Pamią tki z Czarnogó ry. Warto wzią ć prosciutto – okoł o 16 euro za kg. W jednym sklepie widział em za 9. Wytrawne czerwone wino - Vranac (Vranac) - podobno wygrał o nawet europejskie zawody winiarskie. Rekomendują Vranac pro corde 2010 (Plantage), od 5.50 do 7.10 euro za butelkę . Wzią ł em też suchy Vranac Barrique 2008, beczka. Stopień , ale kreeepkoe. Butelka kosztuje 15 euro. Od biał ego polecam Krstach. W przeciwnym razie pamią tki z Czarnogó ry to zestaw chiń skich towaró w pod marką czarnogó rską .

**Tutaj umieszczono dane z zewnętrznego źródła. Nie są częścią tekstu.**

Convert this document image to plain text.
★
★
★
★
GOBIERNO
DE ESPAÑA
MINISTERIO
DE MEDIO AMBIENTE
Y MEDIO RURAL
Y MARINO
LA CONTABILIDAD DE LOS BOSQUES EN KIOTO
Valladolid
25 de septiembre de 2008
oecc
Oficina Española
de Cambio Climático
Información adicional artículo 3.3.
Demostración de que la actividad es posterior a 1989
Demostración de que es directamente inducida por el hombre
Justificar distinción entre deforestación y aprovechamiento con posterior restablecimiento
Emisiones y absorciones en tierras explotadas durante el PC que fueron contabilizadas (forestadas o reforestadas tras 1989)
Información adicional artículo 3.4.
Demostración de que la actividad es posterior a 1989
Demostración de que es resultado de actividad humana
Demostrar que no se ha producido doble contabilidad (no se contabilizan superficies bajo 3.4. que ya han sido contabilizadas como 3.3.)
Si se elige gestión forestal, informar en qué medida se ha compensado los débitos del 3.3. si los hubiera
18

Nasza podró ż zakoń czył a się na lotnisku Tivat - 2 godziny w ogromnej i leniwej kolejce do kontroli paszportowej, wszyscy byli bardzo oburzeni, rozgrzani i krzyczeli, doszł o nawet do bó jki mię dzy pasaż erami. Lą dowanie rozpoczę ł o się i wszyscy stoimy, nadszedł czas startu i wszyscy stoimy. W rezultacie wystartowali nieco pó ź niej. Tam klimatyzatory są bardzo sł abe, upał , przedstawiciele warstw kulturowych pę dzą poza kolejnoś cią . Trzeba bardzo się postarać , aby nie przekreś lić wszystkich dobrych rzeczy, któ re był y - pię knego Adriatyku, wzgó rz i gó r, pię kna przyrody i zapachu już gasną cych magnolii.